Published online by Cambridge University Press: 03 July 2025
The foundations for an analysis of the transformation of the labour process were laid over a century ago by Marx in Volume I of Capital. It is thus appropriate to begin with an exposition of that forbidding, unavoidable book. This chapter is not, however, an exercise in social theory so much as an attempt to provide the non-specialist reader with an understanding of the concepts which constitute the theoretical ground of this study.
Capitalism exists when the process of production is organized in terms of a market on which commodities, including labour itself, are bought and sold according to standards of monetary exchange. Such a process emerges when a class of men and women who do not own the means of production are forced to sell their labour power. In terms of the normal contract of employment the worker does not agree to do an exact amount of work; he surrenders his capacity to work and it is the task of management, through its hierarchy of control, to transform his capacity into actual productive activity. It is this process of transforming labour power into productive activity that is central to capitalism, and yet it is at the same time hidden. Let us therefore ‘leave this noisy sphere of the market’ and examine ‘the hidden abode of production’.

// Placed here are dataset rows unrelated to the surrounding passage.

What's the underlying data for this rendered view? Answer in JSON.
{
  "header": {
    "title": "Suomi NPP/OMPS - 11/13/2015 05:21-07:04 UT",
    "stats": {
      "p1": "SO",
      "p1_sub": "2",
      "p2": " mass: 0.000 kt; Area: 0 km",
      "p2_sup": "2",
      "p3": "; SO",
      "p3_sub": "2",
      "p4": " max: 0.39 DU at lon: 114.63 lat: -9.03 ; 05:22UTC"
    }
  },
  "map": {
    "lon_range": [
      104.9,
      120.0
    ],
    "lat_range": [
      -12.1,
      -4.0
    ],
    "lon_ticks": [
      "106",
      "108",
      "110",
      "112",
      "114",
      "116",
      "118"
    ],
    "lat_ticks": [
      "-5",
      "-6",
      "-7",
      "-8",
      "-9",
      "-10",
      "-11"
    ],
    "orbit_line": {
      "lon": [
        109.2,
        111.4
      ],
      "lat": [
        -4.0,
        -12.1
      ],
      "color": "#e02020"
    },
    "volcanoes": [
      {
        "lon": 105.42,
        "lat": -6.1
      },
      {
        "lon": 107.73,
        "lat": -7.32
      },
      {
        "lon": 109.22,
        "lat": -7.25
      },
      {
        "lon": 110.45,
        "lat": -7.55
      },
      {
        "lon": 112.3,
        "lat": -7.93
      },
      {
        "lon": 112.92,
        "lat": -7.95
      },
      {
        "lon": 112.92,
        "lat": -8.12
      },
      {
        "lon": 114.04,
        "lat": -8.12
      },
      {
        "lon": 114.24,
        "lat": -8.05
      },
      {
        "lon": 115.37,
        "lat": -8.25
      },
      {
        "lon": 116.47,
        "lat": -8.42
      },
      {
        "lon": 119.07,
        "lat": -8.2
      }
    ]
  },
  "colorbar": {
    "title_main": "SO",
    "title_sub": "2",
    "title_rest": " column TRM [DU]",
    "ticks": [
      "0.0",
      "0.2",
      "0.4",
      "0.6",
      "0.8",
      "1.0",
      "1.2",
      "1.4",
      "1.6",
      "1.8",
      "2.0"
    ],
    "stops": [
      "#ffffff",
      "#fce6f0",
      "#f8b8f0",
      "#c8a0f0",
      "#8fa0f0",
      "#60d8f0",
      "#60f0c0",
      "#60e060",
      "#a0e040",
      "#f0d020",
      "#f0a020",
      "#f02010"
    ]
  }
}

Let us begin ‘by stating the first premise of all human existence, and therefore of all history; the premise, namely, that men must be in a position to live in order to be able to make history. But life involves before anything else, eating and drinking, a habitation, clothing and many other things. The first historical act is thus the production of the means to satisfy these needs, the production of material life itself.’ The process of producing the material means to satisfy these needs — ‘purposeful activity aimed at the production of use values’ — Marx calls ‘the labour process’. The labour process is a universal condition of human existence and is not in itself peculiar to capitalism.